Porous Graphene Oxide Prepared on Nickel Foam by Electrophoretic Deposition and Thermal Reduction as High-Performance Supercapacitor Electrodes.

A simple electrophoretic deposition method was developed to prepare graphene oxide (GO) films on the frameworks of nickel foam without any conductive agents and polymer binders. Then, GO was transformed into thermally-reduced graphene oxide (RGO) at an appropriate temperature. The effects of deposition voltage and thermal reduction temperature on the electrochemical properties of RGO were investigated by cyclic voltammetry (CV) and galvanostatic charge/discharge. The appropriate combination of deposition voltage and thermal reduction temperature was established.

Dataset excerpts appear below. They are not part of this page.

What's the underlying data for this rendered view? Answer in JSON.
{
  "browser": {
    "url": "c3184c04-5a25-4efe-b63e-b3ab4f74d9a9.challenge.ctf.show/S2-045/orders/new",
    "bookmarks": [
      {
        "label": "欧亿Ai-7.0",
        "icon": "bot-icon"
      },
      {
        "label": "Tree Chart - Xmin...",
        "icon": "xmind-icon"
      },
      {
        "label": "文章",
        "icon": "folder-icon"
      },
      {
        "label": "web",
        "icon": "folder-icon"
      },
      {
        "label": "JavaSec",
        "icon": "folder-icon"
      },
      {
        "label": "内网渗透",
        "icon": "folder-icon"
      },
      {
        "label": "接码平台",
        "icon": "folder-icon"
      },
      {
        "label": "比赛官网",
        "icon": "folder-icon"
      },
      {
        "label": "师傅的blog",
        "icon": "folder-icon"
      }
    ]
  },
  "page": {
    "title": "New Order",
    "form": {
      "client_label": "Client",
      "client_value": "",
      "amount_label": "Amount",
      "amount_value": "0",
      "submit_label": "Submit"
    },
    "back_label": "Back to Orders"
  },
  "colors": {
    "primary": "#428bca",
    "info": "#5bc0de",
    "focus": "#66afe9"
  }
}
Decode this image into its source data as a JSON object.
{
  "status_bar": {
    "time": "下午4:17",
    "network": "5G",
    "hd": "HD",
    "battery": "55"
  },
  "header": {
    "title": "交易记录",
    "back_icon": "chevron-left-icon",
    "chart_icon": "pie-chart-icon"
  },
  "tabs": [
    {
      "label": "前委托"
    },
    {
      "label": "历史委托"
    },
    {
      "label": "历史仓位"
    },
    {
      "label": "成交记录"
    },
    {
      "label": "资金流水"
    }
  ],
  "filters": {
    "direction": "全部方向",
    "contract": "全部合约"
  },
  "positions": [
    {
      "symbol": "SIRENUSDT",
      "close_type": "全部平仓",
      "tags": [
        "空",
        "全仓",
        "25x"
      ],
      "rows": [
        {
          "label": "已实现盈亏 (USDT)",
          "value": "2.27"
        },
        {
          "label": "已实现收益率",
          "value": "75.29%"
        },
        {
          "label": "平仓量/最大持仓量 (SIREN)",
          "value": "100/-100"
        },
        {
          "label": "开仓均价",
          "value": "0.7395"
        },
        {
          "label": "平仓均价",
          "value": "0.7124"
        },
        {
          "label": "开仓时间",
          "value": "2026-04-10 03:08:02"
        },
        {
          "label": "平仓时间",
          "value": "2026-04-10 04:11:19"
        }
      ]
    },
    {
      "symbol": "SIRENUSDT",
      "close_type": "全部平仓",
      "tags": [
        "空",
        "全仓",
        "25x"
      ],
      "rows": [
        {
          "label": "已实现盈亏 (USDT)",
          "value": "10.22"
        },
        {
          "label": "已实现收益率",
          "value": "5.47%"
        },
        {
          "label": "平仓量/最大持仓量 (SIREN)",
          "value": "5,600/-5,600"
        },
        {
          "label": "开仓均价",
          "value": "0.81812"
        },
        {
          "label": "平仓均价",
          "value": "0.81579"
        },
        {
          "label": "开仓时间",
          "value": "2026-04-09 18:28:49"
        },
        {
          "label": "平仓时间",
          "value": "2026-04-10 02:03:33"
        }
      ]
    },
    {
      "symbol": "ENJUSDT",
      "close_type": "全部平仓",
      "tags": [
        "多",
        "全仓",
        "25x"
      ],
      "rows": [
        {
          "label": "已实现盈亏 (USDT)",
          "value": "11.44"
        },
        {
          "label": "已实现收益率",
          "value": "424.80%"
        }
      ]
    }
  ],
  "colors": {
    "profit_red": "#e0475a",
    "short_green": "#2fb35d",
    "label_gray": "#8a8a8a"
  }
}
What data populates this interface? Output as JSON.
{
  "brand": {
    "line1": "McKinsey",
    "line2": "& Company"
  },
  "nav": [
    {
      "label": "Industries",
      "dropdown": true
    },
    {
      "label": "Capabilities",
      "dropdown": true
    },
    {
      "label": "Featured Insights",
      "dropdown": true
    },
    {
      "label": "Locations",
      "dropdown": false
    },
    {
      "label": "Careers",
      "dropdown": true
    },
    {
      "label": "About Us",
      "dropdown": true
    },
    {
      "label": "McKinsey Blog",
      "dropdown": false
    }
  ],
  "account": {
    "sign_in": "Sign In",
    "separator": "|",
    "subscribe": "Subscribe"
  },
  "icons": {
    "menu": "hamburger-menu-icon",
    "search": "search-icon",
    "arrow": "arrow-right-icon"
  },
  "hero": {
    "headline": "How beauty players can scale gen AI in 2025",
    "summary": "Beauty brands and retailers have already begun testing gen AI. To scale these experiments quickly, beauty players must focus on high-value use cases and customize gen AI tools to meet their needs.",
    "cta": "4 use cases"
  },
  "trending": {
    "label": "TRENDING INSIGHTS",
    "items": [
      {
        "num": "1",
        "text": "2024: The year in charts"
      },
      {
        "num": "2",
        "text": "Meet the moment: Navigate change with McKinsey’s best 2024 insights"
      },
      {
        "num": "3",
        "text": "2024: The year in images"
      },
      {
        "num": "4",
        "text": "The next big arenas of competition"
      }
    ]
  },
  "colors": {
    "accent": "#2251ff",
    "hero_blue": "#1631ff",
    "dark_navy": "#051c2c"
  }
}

Moreover, scanning electron microscopy, thermal gravimetric analysis, differential thermal analysis, Fourier transform infrared spectroscopy, Raman spectroscopy, and X-ray diffractometry were applied to validate the results, which showed that the highest specific capacitance of RGO was obtained when the deposition voltage was 60 V and the thermal reduction temperature was 300 °C. The specific capacitance values calculated by CV and galvanostatic charge/discharge were 139 F·g-1 (0.005 V·s-1) and 151 F·g-1 (1 A·g-1), respectively. The specific capacitance of RGO maintained 55% and 66% of the initial value when the scan rate and the current density were increased up to 0.3 V·s-1 and 10 A·g-1, respectively. RGO also displayed an excellent cycling stability by maintaining 98% of the initial specific capacitance after 500 cycles. [ABSTRACT FROM AUTHOR]